= Heritage Lincolnshire =

The Heritage Trust of Lincolnshire or Heritage Lincolnshire in the shortened form of its name, is an independent charitable trust working to preserve, protect, promote and present Lincolnshire's heritage for the benefit of local people and visitors. It is based at the Old School in Heckington near Sleaford. It was established in the September 1988 on the initiative of Lincolnshire County Council. It became a registered charity on 9 January 1991, at the same time gaining independence from the county council and merging with the established Trust for Lincolnshire Archaeology.
Since 1994 the charity's archaeological division has traded as Archaeological Project Services, or APS.

==Historic sites==
Heritage Lincolnshire cares for six historic sites in the county, as well as its headquarters at the Old School in Heckington, Mill Cottage at Little Steeping and its building preservation projects, such as the Old King's Head.
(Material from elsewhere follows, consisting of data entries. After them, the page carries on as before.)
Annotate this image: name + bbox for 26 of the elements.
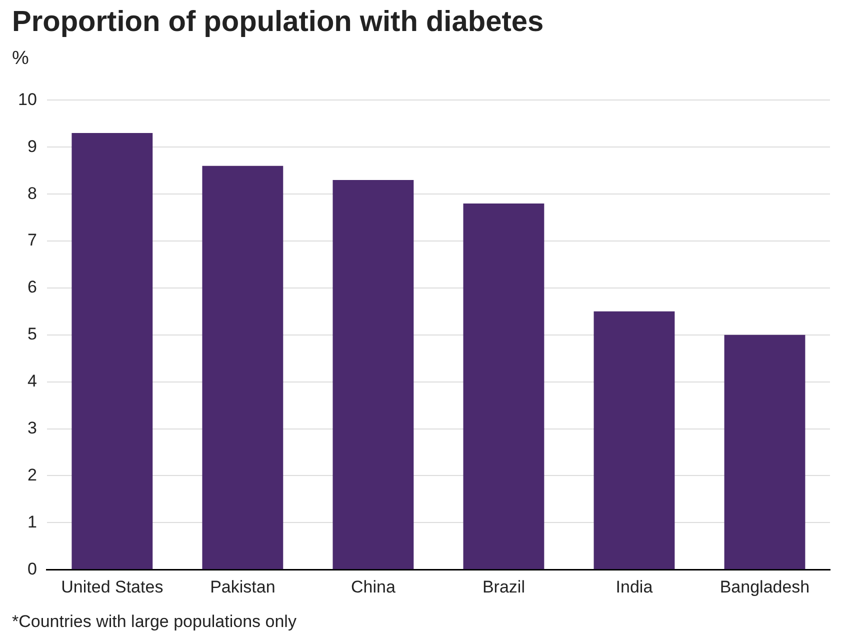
- y-axis-title: %: [12, 48, 29, 70]
- x-tick-label: United States: [61, 577, 164, 596]
- x-tick-label: India: [616, 577, 654, 596]
- y-tick-label: 5: [27, 324, 37, 344]
- x-tick-label: Brazil: [482, 577, 525, 596]
- bar: [202, 166, 284, 570]
- y-tick-label: 6: [27, 278, 37, 297]
- y-tick-label: 3: [27, 418, 37, 438]
- bar: [594, 311, 675, 570]
- chart-title: Proportion of population with diabetes: [12, 6, 544, 39]
- bar: [332, 180, 414, 570]
- y-tick-label: 2: [27, 465, 37, 484]
- y-tick-label: 10: [18, 90, 37, 109]
- y-tick-label: 4: [27, 372, 37, 391]
- bar: [724, 334, 806, 570]
- y-tick-label: 1: [27, 512, 37, 532]
- text: *Countries with large populations only: [12, 612, 296, 632]
- y-tick-label: 7: [27, 230, 37, 250]
- bar: [72, 133, 153, 570]
- y-tick-label: 8: [27, 184, 37, 203]
- y-tick-label: 0: [27, 559, 37, 578]
- bar: [463, 203, 544, 570]
- x-tick-label: Bangladesh: [720, 577, 810, 596]
- y-tick-label: 9: [27, 136, 37, 156]
- x-tick-label: Pakistan: [210, 577, 276, 596]
- x-tick-label: China: [350, 577, 396, 596]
- Bolingbroke Castle near Spilsby. The moated ruins of a thirteenth-century castle built by Ranulf, Earl of Chester that was the birthplace of the future Henry IV of England. Heritage Lincolnshire has managed the site on behalf of English Heritage since 1995, through a local management agreement.
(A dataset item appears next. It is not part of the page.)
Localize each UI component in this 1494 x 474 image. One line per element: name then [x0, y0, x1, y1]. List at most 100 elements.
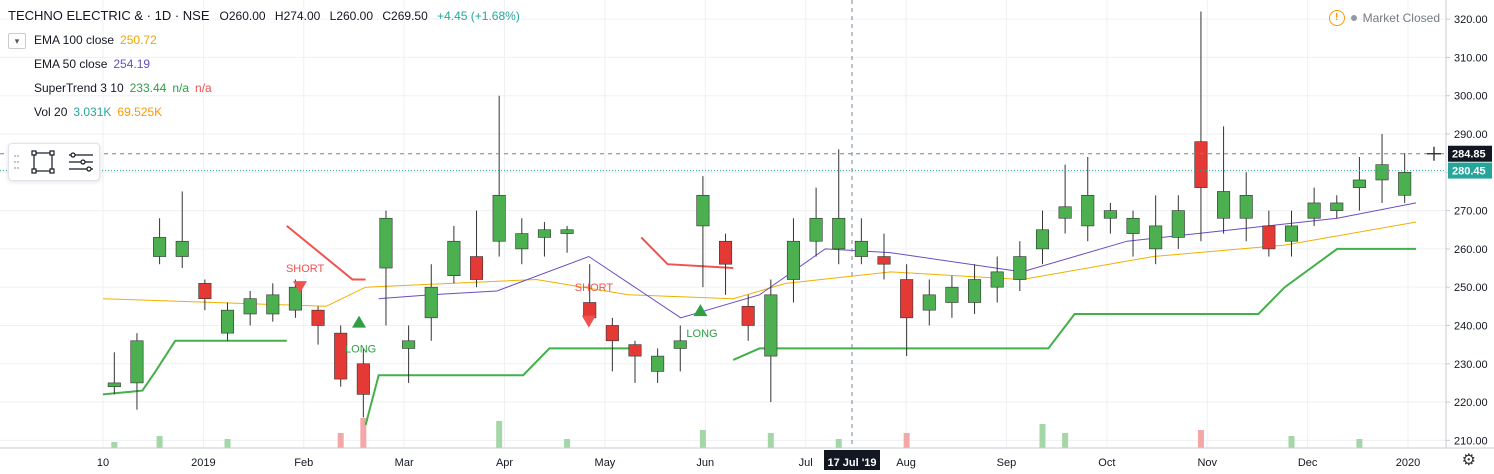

- Holbeach Royal Observer Corps Monitoring Post. An underground post built in 1964 and used by local volunteers from the Royal Observer Corps to monitor in case of nuclear attack. The post was donated to the Trust by the landowner in 2000 after it had been decommissioned in 1991, following the end of the Cold War.
- Hussey Tower, Boston. The ruined shell of a three-storey brick tower house that was once part of a larger manorial complex built in the 1460s by Richard Benyngton, who was collector of customs and excise for the wealthy port of Boston. Its name today comes from a later owner, Sir John Hussey, upon whose execution in 1536 following the Lincolnshire Rising it passed to its present owners Boston Corporation, upon whose behalf Heritage Lincolnshire has managed the site since 1997.
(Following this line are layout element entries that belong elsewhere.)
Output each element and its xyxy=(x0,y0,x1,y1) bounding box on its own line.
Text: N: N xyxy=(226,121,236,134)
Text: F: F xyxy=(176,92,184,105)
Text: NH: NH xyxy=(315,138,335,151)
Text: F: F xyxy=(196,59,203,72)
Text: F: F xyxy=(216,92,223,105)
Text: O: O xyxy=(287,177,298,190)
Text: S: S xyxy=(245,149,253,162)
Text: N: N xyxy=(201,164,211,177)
- Tattershall College. The remains of a fifteenth-century brick grammar school built by Ralph, Lord Cromwell for the purpose of providing a free education to the sons of his tenants and the choristers of the college, which was centred on the nearby Collegiate Church of Holy Trinity. Heritage Lincolnshire has managed the site on behalf of English Heritage since 1995.
- Tupholme Abbey, near Bardney. The site and standing ruins of a Premonstratensian abbey near the River Witham, founded between 1155 and 1165 by Gilbert and Alan de Neville. The Trust purchased the site in 1988.
Heritage Lincolnshire previously managed Temple Bruer Preceptory which is now in the guardianship of Lincolnshire County Council.

==The Old King's Head, Kirton ==
A project currently being undertaken by Heritage Lincolnshire is the restoration of the Old King's Head, Kirton near Boston, Lincolnshire a former public house. The earlier part of it was built at the end of the sixteenth century and was given major alterations in 1661 in Artisan Mannerist Style. It is red brick in English Bond with recent tiles over a thatched roof. It became a domestic residence in the 1960s and in 2016 it was purchased by Heritage Lincolnshire for restoration. It opened as a bed and breakfast and cafe on 1 October 2021.